I realize that this is one of those pieces of advice that might sound pretty obvious, but please just hear me out. One of the biggest mistakes that I see my students consistently make when they answer Critical Reading questions is to focus only on the word/phrase/line references given and ignore the surrounding information — which is what they actually need to read in order to answer the question correctly. Not backing up and starting from a sentence or two above is bad enough, but actually starting in the middle of the sentence has the potential to cause a lot of problems.

For example (passage excerpt):

…Now that I am passionately involved with thinking critically about Black people and representation, I can confess that those walls of photographs empowered me, and that I feel their absence in my life. Right now I long for those walls, those curatorial spaces in the home that express our will to make and display images.

Question:

In line 26, “absence” refers metaphorically to a lack of a

(A) constraining force
(B) cluttered space
(C) negative influence
(D) sustaining tradition
(E) joyful occasion

By SAT standards, the question is right in the middle of the road difficulty-wise. In fact, it’s a level 3. The reason that people tend to get into trouble with questions like it, however, is as follows: the question refers specifically to the word “absence,” then tells us that the word appears in line 26 — a piece of information that leads most people to begin reading at the word “absence” in line 26, then continue down to the rest of the paragraph (and often, when they can’t find the answer, to the paragraph below it).

In other words, they start reading halfway through the sentence, but they’re so focused on the word “absence” that it never even occurs to them that they might be missing something important. And once they hit the phrase “curatorial spaces,” they so hung up on the fact that they don’t quite understand what it means that it never occurs to them that they might be missing something a lot more straightforward.

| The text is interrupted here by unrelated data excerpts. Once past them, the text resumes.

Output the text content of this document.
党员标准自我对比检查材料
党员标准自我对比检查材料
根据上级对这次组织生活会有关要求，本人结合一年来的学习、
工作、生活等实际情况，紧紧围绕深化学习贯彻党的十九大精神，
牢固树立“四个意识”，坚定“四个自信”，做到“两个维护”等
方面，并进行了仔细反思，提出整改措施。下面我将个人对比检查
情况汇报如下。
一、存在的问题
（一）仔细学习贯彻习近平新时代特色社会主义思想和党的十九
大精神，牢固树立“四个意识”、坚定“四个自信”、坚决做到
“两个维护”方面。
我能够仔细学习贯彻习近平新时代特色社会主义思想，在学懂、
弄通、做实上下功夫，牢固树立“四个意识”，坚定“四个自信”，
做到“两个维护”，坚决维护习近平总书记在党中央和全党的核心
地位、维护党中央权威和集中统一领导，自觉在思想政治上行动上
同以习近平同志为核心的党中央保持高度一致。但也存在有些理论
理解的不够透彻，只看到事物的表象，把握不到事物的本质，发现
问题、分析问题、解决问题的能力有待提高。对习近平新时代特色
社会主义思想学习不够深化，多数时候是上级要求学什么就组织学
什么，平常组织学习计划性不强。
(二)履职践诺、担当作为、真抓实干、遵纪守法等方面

The problem is that the answer is found in the first part of the sentence: the photographs were absent, and they empowered the narrator. Empowered = sustaining (more or less), hence (D). (The beginning of the passage also makes quite clear that those photographs were an important tradition in her family.) But if you don’t read the beginning of the sentence, you miss the context and end up going in the completely wrong direction. In addition, the word “absence” usually has negative connotations, which means that in the absence of context, you’re a lot more likely to pick (A), (B), or (C). If you go back and see that the photographs were “empowering,” however,” you won’t fall into that trap.